John_R_Zimmer@rush.edu
Mon, 1 Nov 1999 11:49:54 -0600

I admit that I sound a little post-modern - but that is simply
because I don't have good terminology to express myself. For
example, these two statements agree, but the question is:
Is the prehistoric event (referred to in legend) "historic"?
The answer must be "no" in the literal sense, "yes" in the metaphorical
sense.

I said:

>The early chapters of Genesis - like the legends of Arthur - come
>out of prehistory. We know that because the Sumerians also have a tale
>that is almost identical to the story of Noah's flood. So the term
>"historicity" must be a metaphor when applied to a comparison of the early
>chapters of Genesis and the archaeological or evolutionary record.

Glenn replied:

Coming out of prehistory does not have to mean 'false' or metaphorical or
unhistorical. The aborigines have legends about certain islands when the
islands were conncected to the mainland. This has to be from 12,000 years
ago or so because that was the last time that the sea levels were low
enough for the island to be a peninsula.

Further comment:

How do we appreciate the details that are recorded in a legend?
Do the details have to correspond to actual particulars "directly",
or can they correspond "indirectly". Take, for
example, the detail that Noah's flood lasted for 40 days. That may
correspond directly (or literally) as 40 days or may correspond
indirectly as "a really long time for a flood in this region"
or indirectly as "so long you cannot imagine it".
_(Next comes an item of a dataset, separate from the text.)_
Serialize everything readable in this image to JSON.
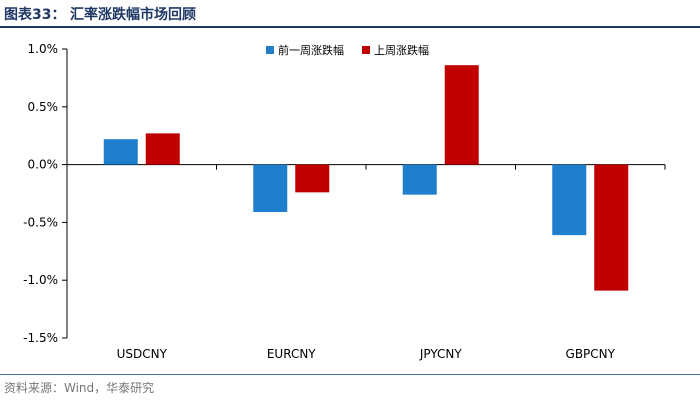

I suspect that if Glenn examined the 'aboriginal' legends, he would find
a lot of details that would not directly match the corresponding
time (when the islands formed a penninsula). However, the key association
(or detail that one is wont to look at) is the direct correspondence of a
"description of the mainland in a legend" with "a penninsula that once existed".
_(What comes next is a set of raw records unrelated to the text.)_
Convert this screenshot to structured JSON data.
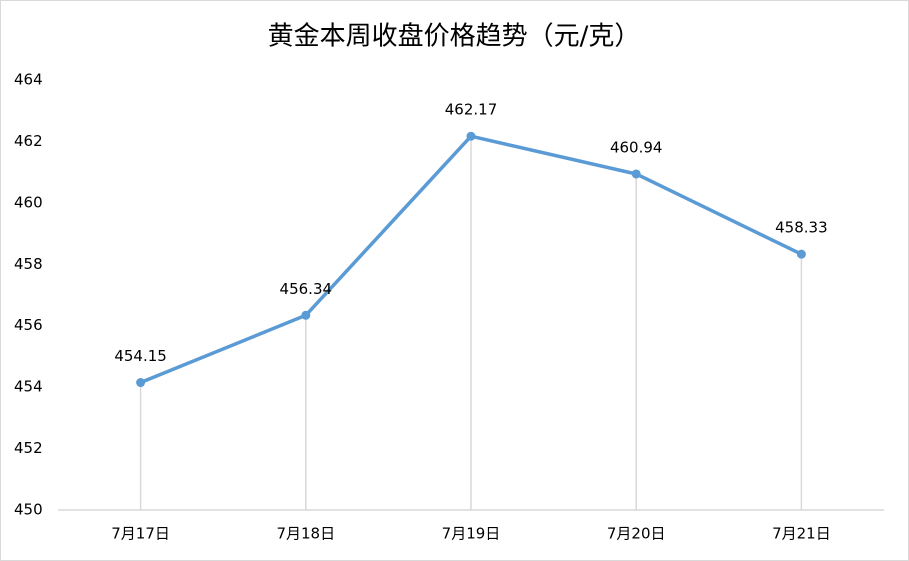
{
  "chart_data": {
    "type": "line",
    "title": "黄金本周收盘价格趋势（元/克）",
    "categories": [
      "7月17日",
      "7月18日",
      "7月19日",
      "7月20日",
      "7月21日"
    ],
    "series": [
      {
        "name": "收盘价",
        "color": "#5b9bd5",
        "values": [
          454.15,
          456.34,
          462.17,
          460.94,
          458.33
        ]
      }
    ],
    "ylim": [
      450,
      464
    ],
    "yticks": [
      450,
      452,
      454,
      456,
      458,
      460,
      462,
      464
    ],
    "grid": false,
    "drop_lines": true,
    "data_labels": true
  }
}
The direct correspondence of a "legend of a catastrophic flood
story" with a "flood immediately prior to the early Dynastic of Sumerian
civilization" constitutes (to me) a key association. Other details
are not "lies", they are legend. They may or may not correspond to
details of the aforementioned flood. However, when they don't correspond,
we can ask whether the narrative dynamics of legend could account for
the lack of correspondence.

For example, the whole earth (or all the land) was flooded according
to the Biblical story. That claim would fit the dynamics of exaggeration
that are found in many legends.

Because of this, the original event cannot be fully reconstructed
by the details of a legend. However, the association of the legend
with an event in prehistory can be made - and that association may
be regarded as valid or invalid.

Classifying Noah's flood story as "legend", sets a standard
by which the association will be judged. Glenn's claim that the
'details' of the this sacred story must match the 'details' of
the corresponding event indicates that Glenn does not regard
the story as legend.

At the same time, Glenn has been criticized by Paul Seely as imposing
preconditions on the text. Glenn's claim that one particular
association must be "true" (ie the association of the flood
with the Mediterranean infill), only asserts that one particular
perspective concerning the "details" of the flood is allowed.
That perspective is really a classification of the story, not
as "legend" but as "historic or scientifically accurate account".

That is what I was getting at when I say the "logic
of legend" and the "logic of historically accurate accounts"
are different. If you look at the story of Noah's flood as "legend",
then different details become important. Glenn may ridicule
the notion of 'picking an choosing details'. However, the
judgement as to 'what details are important' follows how one
classifies the literary context.

In wrap this argument, I would say:

To me, we vary on the literary context of the early chapters
of Genesis, a classification that appears key to constructing an
association between a Biblical story and the evolutionary record.
Neither of our associations of Noah's flood with the evolutionary
and archaeological record is arbitrary. They are both made for
sound reasons. However, the reasoning is based on a classification
of 'what the story is' that basically tells us which
"details" of the story are more important than others.

Final comment:

I think that ultimately, my version of concordism differs from
both Glenn and Dick Fischer's in that it does not confound the Biblical
text and the evolutionary and archaeological record. It only asks
an aesthetic and admittedly nonsensical question: If the early
chapters of Genesis and the evolutionary record pertain to a
single reality, then how would they match? As we are all finding
out, a 'match' is not easy to achieve because a 'match' must relate
the Genesis text and the evolutionary record - as well as - respect
the social and literary context of the Bible itself.